Uit de genetische analyse konden de onderzoekers afleiden dat de eilandpopulatie al tienduizend jaar in isolatie leeft. Normaal gesproken ziet de toekomst er voor zo’n klein, geïsoleerd groepje niet bepaald rooskleurig uit. Zonder genetische verversing van buitenaf kunnen schadelijke mutaties zich gemakkelijk opstapelen, met een verhoogd risico op uitsterven tot gevolg.
Genenpoel
Opvallend genoeg lijken de kakapo’s op het eiland gevaarlijke mutaties echter niet te hebben verzameld, maar zijn ze die juist kwijtgeraakt. De onderzochte genomen van 35 ‘eilandvogels’ bleken namelijk minder van zulke mutaties te bevatten dan die van 14 uitgestorven exemplaren van het vasteland.
‘Dit wijst erop dat schadelijke mutaties verwijderd zijn door natuurlijke selectie, dankzij een proces genaamd purging’, zegt Dussex. Tijdens dit proces komen de gevaarlijke varianten van genen met name naar voren bij exemplaren die zijn voortgebracht door inteelt. De slechte gezondheid van deze vogels zorgt ervoor dat ze zich niet of lastiger voortplanten.
Op deze manier maakt inteelt het min of meer mogelijk om versneld schadelijke mutaties uit de genenpoel te verwijderen, waardoor de populatie gezond blijft. Dussex: ‘Een hoge mate van inteelt alleen hoeft dus niet per se te betekenen dat een soort gedoemd is tot uitsterven.’

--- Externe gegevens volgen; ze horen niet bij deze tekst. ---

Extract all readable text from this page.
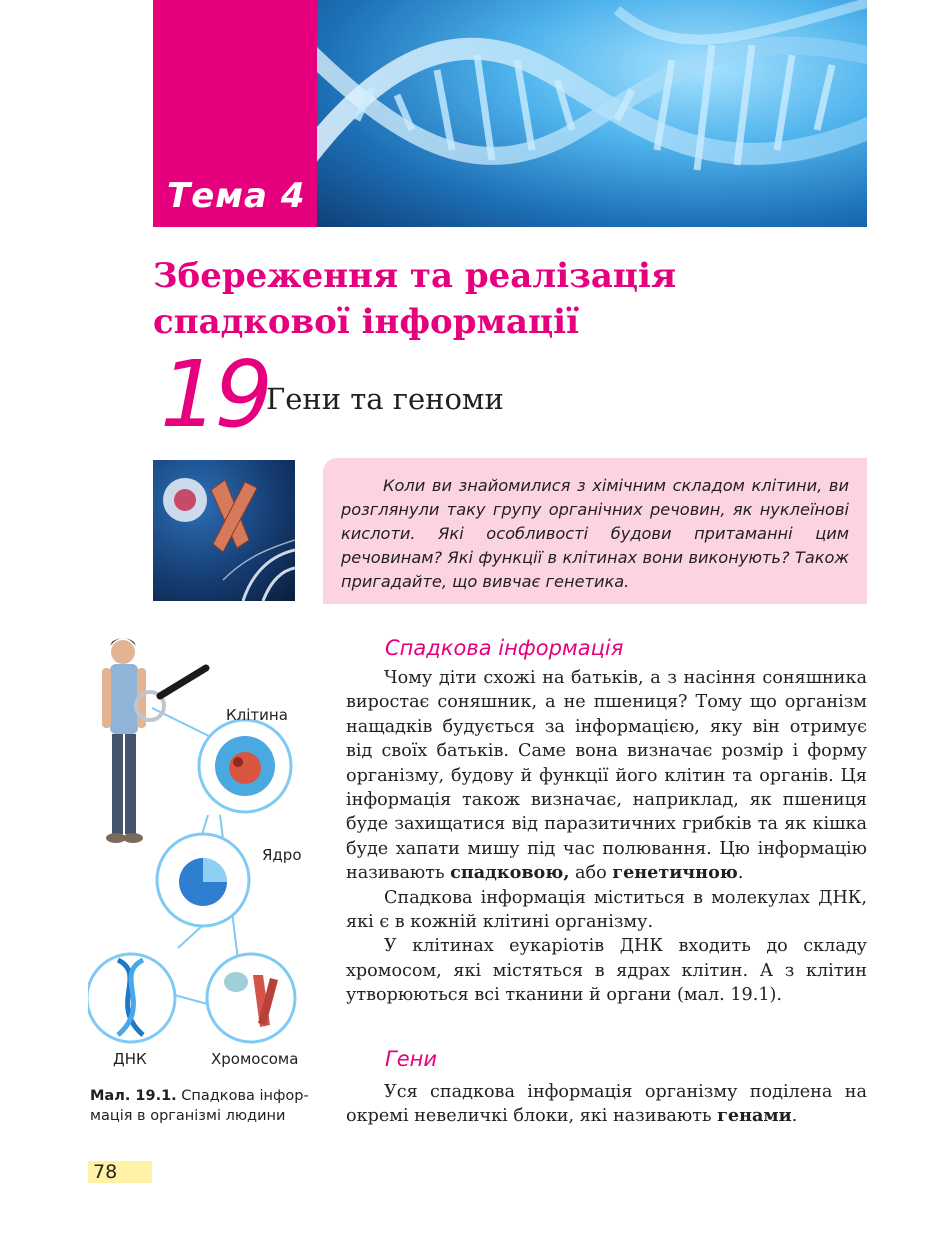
Тема 4
Збереження та реалізація
спадкової інформації
19
Гени та геноми

Коли ви знайомилися з хімічним складом клітини, ви розглянули таку групу органічних речовин, як нуклеїнові кислоти. Які особливості будови притаманні цим речовинам? Які функції в клітинах вони виконують? Також пригадайте, що вивчає генетика.

Клітина
Ядро
ДНК	Хромосома
Мал. 19.1. Спадкова інфор-
мація в організмі людини
Спадкова інформація

Чому діти схожі на батьків, а з насіння соняшника виростає соняшник, а не пшениця? Тому що організм нащадків будується за інформацією, яку він отримує від своїх батьків. Саме вона визначає розмір і форму організму, будову й функції його клітин та органів. Ця інформація також визначає, наприклад, як пшениця буде захищатися від паразитичних грибків та як кішка буде хапати мишу під час полювання. Цю інформацію називають спадковою, або генетичною.

Спадкова інформація міститься в молекулах ДНК, які є в кожній клітині організму.

У клітинах еукаріотів ДНК входить до складу хромосом, які містяться в ядрах клітин. А з клітин утворюються всі тканини й органи (мал. 19.1).

Гени

Уся спадкова інформація організму поділена на окремі невеличкі блоки, які називають генами.

78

‘We wisten dat dit proces in theorie mogelijk is, maar het is heel aardig om dit nu in de praktijk bevestigd te zien’, zegt bioloog Martien Groenen van Wageningen University & Research, niet betrokken bij het onderzoek. ‘Dat dit proces hier heeft plaatsgevonden, is zeker geen vanzelfsprekendheid. Zo is er wat geluk nodig bij de willekeurige verspreiding van bepaalde genenvarianten – de zogeheten genetische drift. Ook is er een populatie nodig die groot genoeg is, zodat de inteelt langzaam genoeg verloopt.’
Richard Henry’s nakomelingen
Wat dat betreft komen de onderzoeksresultaten precies op tijd, meent Groenen. ‘De huidige populatie is nog relatief gezond, maar ook zo klein dat inteelt de overhand kan krijgen. Er moet nu dus wel worden ingegrepen met fokprogramma’s.’ Dat gebeurt dan ook op dit moment. Inmiddels lopen er weer zo’n tweehonderd vogels rond, die allemaal voortkomen uit de overgebleven groep uit 1995.
De nieuwe resultaten kunnen de fokprogramma’s aanzienlijk helpen. Zo is nu bekend dat Richard Henry, de enige overlevende op het vasteland, niet alleen voor genetische diversiteit kan zorgen, maar mogelijk ook schadelijke mutaties kan (her)introduceren in de populatie. Daardoor is het van belang om zijn nakomelingen goed in de gaten te houden.
‘Gelukkig is het tegenwoordig steeds makkelijker en goedkoper om het genoom van een individueel dier in kaart te brengen’, zegt Groenen. ‘Dat is zeer waardevol wanneer je moet kiezen welke exemplaren je gebruikt om mee verder te fokken. Deze inzichten zijn niet alleen van belang wanneer het gaat over de instandhouding van bedreigde diersoorten, maar ook voor het genetisch gezond houden van bepaalde rassen bij vee of huisdieren waarvan nog maar een kleine populatie bestaat.’